The event celebrated Aboriginal communities’ stories, histories, traditional knowledge and associations with the Cooks River. Guest speakers shared their knowledge of  new and comprehensive Aboriginal history of the Cooks River. There was an oral history exhibition featuring local contemporary Aboriginal people along the river.  Participants explored the traditional life of the Cooks River in 1770 via virtual simulation. In addition, there were musical performances, bush tucker food, and a walking tour.







 The 200 metre long installation ran through the Addison Rd Community Centre. It crossed a carpark, footpaths and an access road. It revealed the old freshwater creek that ran through the site.




Big Thanks to Reverse Garbage for donating the material.

To all the crew at Addison Road Community Centre. Your tireless support is much appreciated.

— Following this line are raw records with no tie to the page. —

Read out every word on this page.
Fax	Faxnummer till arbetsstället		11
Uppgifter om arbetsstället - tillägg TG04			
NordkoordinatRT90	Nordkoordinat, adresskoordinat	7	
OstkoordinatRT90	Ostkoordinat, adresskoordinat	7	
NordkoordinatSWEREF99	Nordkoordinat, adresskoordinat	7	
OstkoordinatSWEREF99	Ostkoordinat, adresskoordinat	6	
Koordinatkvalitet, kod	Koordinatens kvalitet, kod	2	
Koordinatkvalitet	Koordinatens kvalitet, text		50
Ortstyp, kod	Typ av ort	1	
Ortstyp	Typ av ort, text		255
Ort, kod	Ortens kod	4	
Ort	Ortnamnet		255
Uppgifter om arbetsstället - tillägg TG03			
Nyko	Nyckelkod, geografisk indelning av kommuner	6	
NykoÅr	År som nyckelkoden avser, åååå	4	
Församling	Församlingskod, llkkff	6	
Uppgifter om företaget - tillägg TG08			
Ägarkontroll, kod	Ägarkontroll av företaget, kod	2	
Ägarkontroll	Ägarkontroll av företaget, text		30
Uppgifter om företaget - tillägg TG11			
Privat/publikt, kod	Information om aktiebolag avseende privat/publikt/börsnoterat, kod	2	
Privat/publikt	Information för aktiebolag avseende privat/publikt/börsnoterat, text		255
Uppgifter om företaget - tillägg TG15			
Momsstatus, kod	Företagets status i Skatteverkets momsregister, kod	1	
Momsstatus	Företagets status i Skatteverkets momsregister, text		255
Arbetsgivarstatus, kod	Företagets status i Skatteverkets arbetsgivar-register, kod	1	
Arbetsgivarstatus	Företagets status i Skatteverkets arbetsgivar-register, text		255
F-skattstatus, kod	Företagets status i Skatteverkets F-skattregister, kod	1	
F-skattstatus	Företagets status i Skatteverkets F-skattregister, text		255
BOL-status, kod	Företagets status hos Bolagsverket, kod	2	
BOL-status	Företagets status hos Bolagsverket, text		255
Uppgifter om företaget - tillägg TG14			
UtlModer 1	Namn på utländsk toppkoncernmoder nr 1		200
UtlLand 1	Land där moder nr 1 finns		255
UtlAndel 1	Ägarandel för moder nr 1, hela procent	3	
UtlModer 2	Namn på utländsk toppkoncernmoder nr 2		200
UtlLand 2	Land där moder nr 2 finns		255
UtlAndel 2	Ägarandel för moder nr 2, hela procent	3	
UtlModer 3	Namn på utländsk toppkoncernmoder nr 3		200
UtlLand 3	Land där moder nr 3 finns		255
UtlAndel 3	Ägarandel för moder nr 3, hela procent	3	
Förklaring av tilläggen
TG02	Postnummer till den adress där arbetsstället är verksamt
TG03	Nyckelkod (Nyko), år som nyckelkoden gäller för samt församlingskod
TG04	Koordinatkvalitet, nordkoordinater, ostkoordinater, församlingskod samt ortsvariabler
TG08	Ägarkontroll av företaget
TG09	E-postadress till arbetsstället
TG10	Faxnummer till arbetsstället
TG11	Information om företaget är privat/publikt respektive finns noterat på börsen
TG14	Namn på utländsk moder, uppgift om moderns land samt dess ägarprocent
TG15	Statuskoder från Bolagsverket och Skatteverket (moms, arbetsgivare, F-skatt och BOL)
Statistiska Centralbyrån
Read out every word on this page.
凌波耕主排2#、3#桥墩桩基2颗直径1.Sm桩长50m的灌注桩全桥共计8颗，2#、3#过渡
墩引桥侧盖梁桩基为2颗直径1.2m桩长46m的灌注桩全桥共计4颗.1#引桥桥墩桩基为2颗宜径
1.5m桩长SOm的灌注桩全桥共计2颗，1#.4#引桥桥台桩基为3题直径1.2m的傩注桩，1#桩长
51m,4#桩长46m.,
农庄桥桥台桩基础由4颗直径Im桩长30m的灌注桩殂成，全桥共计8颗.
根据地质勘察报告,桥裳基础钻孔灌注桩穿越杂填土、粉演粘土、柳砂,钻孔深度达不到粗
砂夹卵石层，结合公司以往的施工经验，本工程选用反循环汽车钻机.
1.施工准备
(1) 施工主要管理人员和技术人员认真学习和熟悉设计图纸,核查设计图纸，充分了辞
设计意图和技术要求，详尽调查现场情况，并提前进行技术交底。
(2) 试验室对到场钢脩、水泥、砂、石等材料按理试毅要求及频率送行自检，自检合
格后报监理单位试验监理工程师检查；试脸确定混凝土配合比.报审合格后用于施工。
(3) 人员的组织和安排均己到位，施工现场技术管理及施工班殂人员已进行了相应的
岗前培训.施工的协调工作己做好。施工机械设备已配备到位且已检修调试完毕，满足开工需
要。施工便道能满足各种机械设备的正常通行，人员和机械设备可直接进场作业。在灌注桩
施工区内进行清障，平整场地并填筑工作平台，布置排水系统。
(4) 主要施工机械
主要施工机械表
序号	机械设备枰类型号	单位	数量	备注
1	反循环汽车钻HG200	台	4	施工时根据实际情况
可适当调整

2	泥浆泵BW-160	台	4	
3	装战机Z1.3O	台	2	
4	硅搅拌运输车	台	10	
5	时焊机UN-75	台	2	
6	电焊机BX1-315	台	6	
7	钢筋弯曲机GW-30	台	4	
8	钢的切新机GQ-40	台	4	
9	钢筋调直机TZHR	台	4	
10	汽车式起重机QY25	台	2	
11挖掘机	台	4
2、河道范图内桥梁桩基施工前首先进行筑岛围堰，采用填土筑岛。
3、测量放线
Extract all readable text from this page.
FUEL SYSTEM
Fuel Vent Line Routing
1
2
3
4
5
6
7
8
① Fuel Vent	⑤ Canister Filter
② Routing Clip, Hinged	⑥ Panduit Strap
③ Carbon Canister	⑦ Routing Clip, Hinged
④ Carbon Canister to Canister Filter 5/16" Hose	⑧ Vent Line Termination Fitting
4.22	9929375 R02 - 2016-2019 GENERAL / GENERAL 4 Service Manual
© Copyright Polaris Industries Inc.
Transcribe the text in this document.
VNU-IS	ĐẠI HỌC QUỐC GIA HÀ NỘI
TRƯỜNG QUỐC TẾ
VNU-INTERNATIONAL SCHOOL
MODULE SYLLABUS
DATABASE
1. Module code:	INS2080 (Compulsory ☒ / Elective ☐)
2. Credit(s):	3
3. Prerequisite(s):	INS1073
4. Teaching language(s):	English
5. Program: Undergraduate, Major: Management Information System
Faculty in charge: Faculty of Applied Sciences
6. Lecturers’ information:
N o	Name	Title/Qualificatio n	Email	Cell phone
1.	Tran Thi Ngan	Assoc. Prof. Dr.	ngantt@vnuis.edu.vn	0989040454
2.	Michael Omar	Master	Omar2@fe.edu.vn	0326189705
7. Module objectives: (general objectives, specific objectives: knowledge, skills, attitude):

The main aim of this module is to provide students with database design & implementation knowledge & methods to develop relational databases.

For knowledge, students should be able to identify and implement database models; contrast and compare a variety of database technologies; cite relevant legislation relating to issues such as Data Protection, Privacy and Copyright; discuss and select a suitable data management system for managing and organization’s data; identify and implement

Thank you to The Cooks River Alliance for commissioning this work and congratulations on a successful event





The Cooks River Alliance is a partnership between five councils in the Cooks River catchment – Bayside Council, City of Canterbury-Bankstown, City of Sydney, Inner West Council and Strathfield Council. Alliance activities include: engaging with people living and working in the Cooks River Catchment, monitoring water quality, seeking funding, managing the construction of on-ground works, and advocating and lobbying for legislative amendments to help improve the health of the catchment.

http://cooksriver.org.au/



Saturday, 22 April 2017

Musica Viva Family Day 21 April 2017



On Friday 21 April 2017 I had the good fortune of running a Paint a Piano session for Reverse Garbage at the Musica Viva Festival Family Day. It was located at the Sydney Conservatorium of Music. The Musica Viva staff and volunteers were a joy to work with and the Conservatorium Staff were wonderful.



Preparation at  Themes and Variations with Ara and Nyree Vartoukian and a team of Musica Viva volunteers.




As is often the case when working with children all design concepts went out the window as they embraced the activity.





At the end of the day when all the kids were tucked up in bed  Ara Vartoukian from Themes and Variations sneaks in for a quick play on the pianos.